In conclusion, by using hiPSC-CM, we succeed to develop a DM1 disease model and highlighted two major perturbations in ion channels in DM1, one affecting Na+ channels and the other affecting Ca2+ channels. This work sheds light on the cardiac manifestations of DM1 and provide a better understanding of the mechanism underlying the electrical cardiac alterations observed in DM1 patients. A more detailed understanding of this mechanism may lead to the development of better treatments strategies for DM1. For example, by monitoring the conductions velocities and ionic currents in iPSC-CM from DMI patients, we can validate the efficiency of new therapeutics, such as antisense oligonucleotides (AOs), to conduct target biologic screenings to find agents that normalize the cardiac electrical abnormalities.
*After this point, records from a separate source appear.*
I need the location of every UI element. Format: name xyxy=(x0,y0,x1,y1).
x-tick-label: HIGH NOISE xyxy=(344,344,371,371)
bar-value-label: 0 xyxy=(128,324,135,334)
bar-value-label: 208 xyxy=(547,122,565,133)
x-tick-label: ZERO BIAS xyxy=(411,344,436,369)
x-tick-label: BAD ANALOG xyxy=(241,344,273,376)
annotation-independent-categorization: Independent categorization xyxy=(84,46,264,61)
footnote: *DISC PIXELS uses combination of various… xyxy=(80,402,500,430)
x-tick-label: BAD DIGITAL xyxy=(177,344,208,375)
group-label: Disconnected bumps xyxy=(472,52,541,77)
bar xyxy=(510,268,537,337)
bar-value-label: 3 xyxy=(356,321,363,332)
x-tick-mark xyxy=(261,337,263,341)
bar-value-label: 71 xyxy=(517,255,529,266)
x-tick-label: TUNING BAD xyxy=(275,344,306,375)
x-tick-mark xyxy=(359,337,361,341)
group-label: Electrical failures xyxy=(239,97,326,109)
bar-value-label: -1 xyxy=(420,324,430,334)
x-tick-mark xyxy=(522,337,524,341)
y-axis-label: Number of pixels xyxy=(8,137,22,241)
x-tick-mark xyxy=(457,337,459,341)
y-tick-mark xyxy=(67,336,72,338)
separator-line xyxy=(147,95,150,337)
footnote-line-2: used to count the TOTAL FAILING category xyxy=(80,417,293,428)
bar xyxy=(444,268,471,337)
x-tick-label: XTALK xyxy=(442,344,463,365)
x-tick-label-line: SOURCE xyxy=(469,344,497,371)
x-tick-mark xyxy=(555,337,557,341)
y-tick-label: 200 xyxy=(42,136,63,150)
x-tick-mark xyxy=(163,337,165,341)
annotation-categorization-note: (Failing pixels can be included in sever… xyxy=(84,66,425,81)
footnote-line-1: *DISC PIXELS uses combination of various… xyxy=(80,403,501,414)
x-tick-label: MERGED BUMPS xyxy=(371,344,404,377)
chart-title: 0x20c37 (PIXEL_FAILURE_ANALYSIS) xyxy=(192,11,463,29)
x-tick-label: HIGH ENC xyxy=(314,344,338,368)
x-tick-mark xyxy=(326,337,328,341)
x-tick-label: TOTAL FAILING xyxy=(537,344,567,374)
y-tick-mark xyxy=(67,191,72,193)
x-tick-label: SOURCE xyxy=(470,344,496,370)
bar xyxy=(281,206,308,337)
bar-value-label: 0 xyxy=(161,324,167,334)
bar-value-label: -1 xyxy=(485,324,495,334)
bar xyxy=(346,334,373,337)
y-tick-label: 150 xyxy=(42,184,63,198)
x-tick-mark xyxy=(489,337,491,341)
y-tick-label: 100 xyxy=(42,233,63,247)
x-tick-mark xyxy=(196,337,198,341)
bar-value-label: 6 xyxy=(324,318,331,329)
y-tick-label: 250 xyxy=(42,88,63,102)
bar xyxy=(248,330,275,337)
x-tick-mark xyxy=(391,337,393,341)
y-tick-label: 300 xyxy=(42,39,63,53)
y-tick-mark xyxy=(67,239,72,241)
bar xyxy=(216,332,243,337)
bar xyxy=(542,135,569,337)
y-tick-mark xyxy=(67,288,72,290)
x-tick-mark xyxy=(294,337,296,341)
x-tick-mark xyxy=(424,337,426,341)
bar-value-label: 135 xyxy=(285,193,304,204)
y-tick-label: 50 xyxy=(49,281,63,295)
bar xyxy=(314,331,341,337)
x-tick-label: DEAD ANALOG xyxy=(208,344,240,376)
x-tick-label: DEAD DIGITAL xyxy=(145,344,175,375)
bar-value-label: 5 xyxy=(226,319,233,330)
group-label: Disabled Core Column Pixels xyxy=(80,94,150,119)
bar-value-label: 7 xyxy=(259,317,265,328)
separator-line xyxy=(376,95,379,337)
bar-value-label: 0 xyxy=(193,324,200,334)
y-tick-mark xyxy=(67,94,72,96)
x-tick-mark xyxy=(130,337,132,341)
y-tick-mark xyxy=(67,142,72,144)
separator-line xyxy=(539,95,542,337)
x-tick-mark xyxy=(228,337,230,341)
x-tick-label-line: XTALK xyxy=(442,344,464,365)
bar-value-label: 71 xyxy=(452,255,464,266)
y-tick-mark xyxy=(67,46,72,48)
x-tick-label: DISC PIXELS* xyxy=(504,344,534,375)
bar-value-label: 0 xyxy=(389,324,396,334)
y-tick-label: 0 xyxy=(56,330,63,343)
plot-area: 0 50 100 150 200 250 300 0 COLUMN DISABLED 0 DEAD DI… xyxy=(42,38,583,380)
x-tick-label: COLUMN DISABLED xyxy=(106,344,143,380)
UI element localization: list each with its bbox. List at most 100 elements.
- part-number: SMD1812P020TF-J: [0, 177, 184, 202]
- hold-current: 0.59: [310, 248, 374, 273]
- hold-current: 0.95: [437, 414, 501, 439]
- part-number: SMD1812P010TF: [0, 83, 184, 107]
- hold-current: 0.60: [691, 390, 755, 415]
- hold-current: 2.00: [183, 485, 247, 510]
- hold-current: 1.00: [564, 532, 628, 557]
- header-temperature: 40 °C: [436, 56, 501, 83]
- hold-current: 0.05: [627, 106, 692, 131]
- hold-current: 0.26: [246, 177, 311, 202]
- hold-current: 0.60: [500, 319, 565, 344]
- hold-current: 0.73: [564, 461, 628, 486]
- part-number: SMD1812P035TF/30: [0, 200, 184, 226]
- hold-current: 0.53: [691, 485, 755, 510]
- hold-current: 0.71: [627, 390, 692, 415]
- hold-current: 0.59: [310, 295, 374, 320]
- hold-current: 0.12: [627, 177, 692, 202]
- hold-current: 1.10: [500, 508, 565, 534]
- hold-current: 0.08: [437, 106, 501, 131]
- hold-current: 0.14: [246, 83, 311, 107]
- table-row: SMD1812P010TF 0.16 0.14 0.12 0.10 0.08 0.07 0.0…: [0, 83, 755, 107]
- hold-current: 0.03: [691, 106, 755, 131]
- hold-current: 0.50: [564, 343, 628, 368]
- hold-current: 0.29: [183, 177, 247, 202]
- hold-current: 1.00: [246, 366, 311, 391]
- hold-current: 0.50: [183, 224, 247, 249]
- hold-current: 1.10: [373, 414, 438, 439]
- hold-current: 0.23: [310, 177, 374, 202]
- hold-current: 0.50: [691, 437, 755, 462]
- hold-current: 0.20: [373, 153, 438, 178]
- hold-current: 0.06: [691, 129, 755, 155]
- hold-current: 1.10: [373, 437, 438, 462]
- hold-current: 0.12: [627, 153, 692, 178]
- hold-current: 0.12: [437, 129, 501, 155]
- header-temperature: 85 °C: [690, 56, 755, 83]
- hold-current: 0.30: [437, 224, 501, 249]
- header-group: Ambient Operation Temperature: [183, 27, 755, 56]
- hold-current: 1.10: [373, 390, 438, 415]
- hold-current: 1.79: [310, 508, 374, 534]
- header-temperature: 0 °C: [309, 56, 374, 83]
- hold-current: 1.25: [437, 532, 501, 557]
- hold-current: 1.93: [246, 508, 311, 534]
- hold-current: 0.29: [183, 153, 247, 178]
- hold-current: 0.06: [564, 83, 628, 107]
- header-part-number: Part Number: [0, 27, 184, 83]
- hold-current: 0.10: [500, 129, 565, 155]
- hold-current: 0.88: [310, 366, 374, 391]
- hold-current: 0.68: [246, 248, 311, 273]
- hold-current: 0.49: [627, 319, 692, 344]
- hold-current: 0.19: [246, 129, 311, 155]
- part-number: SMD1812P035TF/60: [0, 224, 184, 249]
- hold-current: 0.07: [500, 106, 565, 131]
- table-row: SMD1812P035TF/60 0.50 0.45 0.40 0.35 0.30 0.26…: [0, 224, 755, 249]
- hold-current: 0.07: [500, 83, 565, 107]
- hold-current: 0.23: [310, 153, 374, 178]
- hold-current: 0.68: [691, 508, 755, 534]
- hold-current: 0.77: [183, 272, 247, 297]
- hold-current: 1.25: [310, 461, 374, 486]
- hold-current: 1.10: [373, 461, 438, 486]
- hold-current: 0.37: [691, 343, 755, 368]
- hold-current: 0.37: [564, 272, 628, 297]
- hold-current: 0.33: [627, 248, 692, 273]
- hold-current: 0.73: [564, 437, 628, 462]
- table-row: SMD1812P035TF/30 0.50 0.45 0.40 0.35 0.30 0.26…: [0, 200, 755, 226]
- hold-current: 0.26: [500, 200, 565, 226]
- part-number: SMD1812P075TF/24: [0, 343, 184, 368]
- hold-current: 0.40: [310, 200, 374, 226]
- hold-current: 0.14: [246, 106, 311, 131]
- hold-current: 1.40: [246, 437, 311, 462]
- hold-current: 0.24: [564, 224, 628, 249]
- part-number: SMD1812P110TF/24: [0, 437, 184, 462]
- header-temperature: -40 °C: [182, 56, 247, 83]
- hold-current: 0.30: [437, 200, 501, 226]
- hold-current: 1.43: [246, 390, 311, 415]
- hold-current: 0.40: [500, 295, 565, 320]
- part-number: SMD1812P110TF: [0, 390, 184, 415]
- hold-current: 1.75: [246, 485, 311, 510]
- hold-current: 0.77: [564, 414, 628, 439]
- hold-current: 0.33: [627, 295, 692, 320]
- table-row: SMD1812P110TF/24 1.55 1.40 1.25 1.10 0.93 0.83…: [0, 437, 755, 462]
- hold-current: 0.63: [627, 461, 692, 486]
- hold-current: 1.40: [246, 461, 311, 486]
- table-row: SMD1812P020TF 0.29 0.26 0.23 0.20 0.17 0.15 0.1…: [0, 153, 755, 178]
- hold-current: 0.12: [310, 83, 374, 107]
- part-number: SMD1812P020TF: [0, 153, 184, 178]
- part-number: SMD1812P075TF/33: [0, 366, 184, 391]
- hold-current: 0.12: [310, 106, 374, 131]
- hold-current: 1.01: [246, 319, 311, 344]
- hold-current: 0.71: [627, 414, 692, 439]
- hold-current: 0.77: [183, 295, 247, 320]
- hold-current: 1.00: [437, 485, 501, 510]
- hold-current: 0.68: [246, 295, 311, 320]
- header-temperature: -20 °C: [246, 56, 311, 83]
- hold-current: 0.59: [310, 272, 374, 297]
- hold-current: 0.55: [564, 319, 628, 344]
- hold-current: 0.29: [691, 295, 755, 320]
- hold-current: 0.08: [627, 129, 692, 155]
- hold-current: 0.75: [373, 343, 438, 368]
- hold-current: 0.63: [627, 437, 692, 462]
In the future, this approach can ultimately lead to personalized medicine.

Study limitations

This study reveals new insight into cardiac electrical dysfunction in DM1 with some limitations: given the complexity of the disease and the broad range of clinical symptoms, the study of a larger cohort of DM1 patients with different CTG repeat would be beneficial for both (1) confirming our discovery about ion channels and conductions velocity abnormalities, and (2) strengthening the correlation between the level of mis-spliced RNAs and cardiac electrical defects. In addition, hiPSC-CMs are known to a have a phenotype of the neonatal rather than the adult. This aspect can impact on our study results because the level of SCN5a adult isoform is constitutively underexpress in all hiPSC-CM cell lines. Thereby, the decrease of adult isoform seen in DM1-300 and DM1-1300 is probably undervalued. The study focused on the role of Na+ and Ca2+ channels, but we cannot exclude that other ion channels or contractile proteins may be involved as previously discussed. Further studies are warranted to assess the role of these potential additional factors in DM1’s cardiac dysfunction.